Maybe I was just playing it safe.......or insecure of my intelligence. But now I know I need to give credit to myself a little more. And not just keep putting this 'wall' up.
So basically: I don't want my naiveity.
This doesn't mean I don't want to be innocent anymore or I'm trying to get corrupted.
Uhhhhh, no. There's a fine line between that.
There's just this different side of me that I want to get to know of. A part of me that I want to uncover.
I want to explore this particular side of me and maybe possibly allow myself to arise from it.
It sort of seems unfair that I've only thought about this until now, but I feel as though this whole time I was being selfless enough to make myself be behind from everyone else. I wanted everyone to be happy that I would make myself unhappy by 'playing it dumb'. And that in a way, is selfish.
Yet, I don't think anybody wanted that from me, which is what made me decided of this decision in the first place.
I have this greater desire to learn.....but I think I've been distracted from so many doubts and 'what if''s.'
Another reason was the fact I didn't like to be prided of. I like feeling proud, but not in a sense of where I am reputated by it.....which is crazy, because I'm already known for what I do for music. I think there's still this 6-year old in me that believes that I'm not 'old' enough to be recognized or become 'someone'. I still have a long way to go, which I do, but I'm far past the starting line.

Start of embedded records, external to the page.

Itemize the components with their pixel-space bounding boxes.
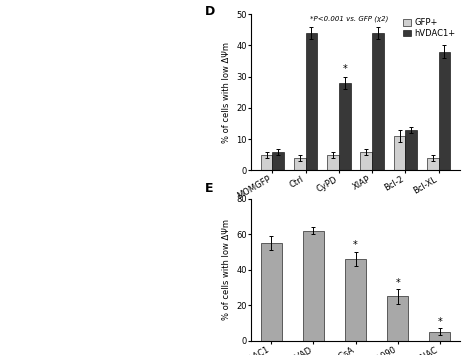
Legend: GFP+, hVDAC1+: GFP+, hVDAC1+ (403, 18, 456, 38)
Bar (438, 52, 450, 170)
Text: *P<0.001 vs. GFP (χ2): *P<0.001 vs. GFP (χ2) (310, 16, 388, 22)
Bar (303, 231, 324, 341)
Bar (394, 136, 405, 170)
Bar (261, 243, 282, 341)
Bar (294, 158, 306, 170)
Bar (427, 158, 438, 170)
Bar (361, 152, 372, 170)
Bar (405, 130, 417, 170)
Bar (339, 83, 350, 170)
Bar (372, 33, 384, 170)
Text: *: * (353, 240, 358, 250)
Text: D: D (205, 5, 216, 18)
Text: E: E (205, 182, 214, 195)
Text: *: * (342, 64, 347, 74)
Bar (261, 155, 273, 170)
Bar (306, 33, 317, 170)
Bar (327, 155, 339, 170)
Bar (429, 332, 450, 341)
Bar (273, 152, 284, 170)
Y-axis label: % of cells with low ΔΨm: % of cells with low ΔΨm (222, 42, 231, 143)
Bar (345, 259, 366, 341)
Bar (387, 296, 408, 341)
Y-axis label: % of cells with low ΔΨm: % of cells with low ΔΨm (222, 219, 231, 320)
Text: *: * (438, 317, 442, 327)
Text: *: * (395, 278, 400, 288)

But I want to learn about myself enough to find a 'somewhere' for me while staying 'here'. I'm not going anywhere anytime soon. This is where I take my future into some deep consideration.
I want to find this inner balance in me that I wasn't ready to grasp yesterday......or the past 17 years of my life.
This is not one of those 'I want to be a new me and change foreverrrrrr!' type of stuff. This is me in growth. Nothing is changed or taken away; just more appreciated by a different approach.